Face à la fusion SIB-FTMH (UNIA) qui constitue aussi la toile de fond pour ton licenciement et l’avertissement de Maud, quelle orientation syndicale défendre?

La fusion pour le nouveau syndicat interprofessionnel UNIA se fait par le haut et non par le bas! Il règne actuellement une activité intense de «lutte des chaises» (en opposition à la lutte des classes!), orchestrée par les secrétaires syndicaux à tous les niveaux, section, région, sur le plan national, pour se positionner dans UNIA. De plus les employé-e-s du SIB (délégué-e-s syndicaux et personnel administratif) sont dans une situation incertaine face à leur avenir. La perspective de cette restructuration n’améliore ni les prestations syndicales, ni le climat de travail. Dans ce contexte, les membres du SIB sont très souvent instrumentalisé-e-s et sont utilisés-e-s comme caisse de résonance pour des décisions concoctées au sommet par tel ou tel secteur de l’appareil syndical. Ils-elles sont sans prise réelle sur des choix déjà faits: la démocratie syndicale est formelle. Le formidable succès de la grève du bâtiment du 4 novembre passé ne s’est traduit ni par la poursuite d’une mobilisation ni par le renforcement du syndicat sur les lieux de travail. Au contraire, comme le démontre la situation dans la section du SIB La Côte, les aspirations et la détermination à se battre des travailleurs sont mises systématiquement sous le joug. Celles et ceux qui les soutiennent sont brutalement écarté-e-s!

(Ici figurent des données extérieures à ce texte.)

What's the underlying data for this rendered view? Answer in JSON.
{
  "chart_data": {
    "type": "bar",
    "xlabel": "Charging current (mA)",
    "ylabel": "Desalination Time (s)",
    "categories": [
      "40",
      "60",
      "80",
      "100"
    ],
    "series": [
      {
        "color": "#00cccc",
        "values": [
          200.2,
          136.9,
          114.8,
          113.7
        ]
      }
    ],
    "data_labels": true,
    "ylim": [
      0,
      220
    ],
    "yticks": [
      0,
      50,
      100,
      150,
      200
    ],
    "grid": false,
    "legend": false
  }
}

C’est en s’appuyant sur la volonté des travailleurs et travailleuses de construire un syndicat de proximité, qui les défendent avec vigueur et conviction qu’il faut aller de l’avant. Le syndicat n’est pas une assurance, mais une organisation de lutte qui doit agit collectivement dans les conflits avec les employeurs. La multiplication des structures et leur hiérarchisation extrême conduisent inévitablement à un éloignement de la base. Les salarié-e-s doivent être les véritables acteurs-actrices du syndicat et ce contrairement à l’orientation d’un syndicalisme hiérarchisé et d’appareil que renforce aujourd’hui la fusion (SIB/ FTMH) qui s’organise par le haut. Tout doit être mis en œuvre au contraire pour constituer l’outil syndical sur la place de travail, dans les entreprises. En lien avec ce travail de base, un syndicat de lutte pourra apprendre et se joindre réellement aux autres combats menés dans d’autres secteurs de la société, comme le mouvement altermondialiste ou les mouvements de défense des droits des sans-papiers.